In the current scientific literature, the “high-entropy oxide” (HEO) term is often applied rather loosely to oxides containing five or more metal cations within one sublattice, typically in equimolar proportions. In theory, if an assumption of random mixing holds true, such an oxide phase possesses a configurational entropy ΔS_conf ≥ Rln(5) per formula unit. This additional contribution to the total entropy of a HEO may boost its thermodynamic stability and is believed to play a significant, if not dominant, role in stabilizing some HEOs, especially those that are metastable at low temperatures. Consequently, HEO phases may comprise cations in atypical for them crystal structures – for instance, Zn and Cu in the rock-salt structure of (Co,Cu,Mg,Ni,Zn)O – possessing interesting properties that are not merely averages of the properties of simple oxide constituents. This possibility is what makes HEOs increasingly attractive research objects.
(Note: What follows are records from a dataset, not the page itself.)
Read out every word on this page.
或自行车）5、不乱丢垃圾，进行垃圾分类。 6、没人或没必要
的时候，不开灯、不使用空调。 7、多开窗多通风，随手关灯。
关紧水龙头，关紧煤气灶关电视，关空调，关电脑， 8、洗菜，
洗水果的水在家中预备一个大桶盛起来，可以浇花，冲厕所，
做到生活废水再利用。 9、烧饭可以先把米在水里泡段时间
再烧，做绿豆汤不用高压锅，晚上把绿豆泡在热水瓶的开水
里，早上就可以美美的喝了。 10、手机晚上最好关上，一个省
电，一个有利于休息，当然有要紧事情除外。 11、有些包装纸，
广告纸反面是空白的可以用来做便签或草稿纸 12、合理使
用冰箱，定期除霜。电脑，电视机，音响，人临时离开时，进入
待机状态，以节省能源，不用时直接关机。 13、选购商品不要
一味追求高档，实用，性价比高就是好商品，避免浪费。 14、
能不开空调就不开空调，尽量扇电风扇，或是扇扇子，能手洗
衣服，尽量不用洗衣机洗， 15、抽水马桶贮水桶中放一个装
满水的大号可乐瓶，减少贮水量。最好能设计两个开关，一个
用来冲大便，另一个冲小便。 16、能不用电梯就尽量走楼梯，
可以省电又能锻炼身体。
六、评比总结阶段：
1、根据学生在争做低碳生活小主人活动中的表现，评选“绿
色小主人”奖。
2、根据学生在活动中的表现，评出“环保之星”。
However, the great expectations for the enhanced stability and exceptional performance of high-entropy materials are not always met. Even in the field of high-entropy alloys, which have been investigated for nearly twice as long as HEOs, relatively few truly single-phase solid solutions have been identified, and their properties are often determined by the average of the properties of the constituting elements. Likewise, not always do the functional properties of HEOs exceed those of the “low-entropy” oxides. Therefore, while it is not known a priori what exact combination of elements will make up a HEO with outstanding characteristics, it is clear that arbitrary element selection is insufficient. The same applies to stability: one cannot expect to obtain a more stable material simply by adding more cations to an oxide sublattice. As of now, the stability issues of all HEOs, those with unique and mediocre properties alike, remain severely underinvestigated. Moreover, while valuable for rapid screening of the broad composition space in search of new HEOs, the statistical, empirical and purely computational approaches cannot yet be used for the deep analysis of stability and chemical compatibility of particular materials.

It is clear that enthalpy and all kinds of entropy (configurational, vibrational, electronic and magnetic) do contribute to formation and stability thermodynamics of compounds. The extent of these contributions remains to be ascertained with experimental thermodynamic methods. The results of such studies will be discussed in this talk.

This work was financially supported by the Russian Science Foundation (grant № 24-23-00478).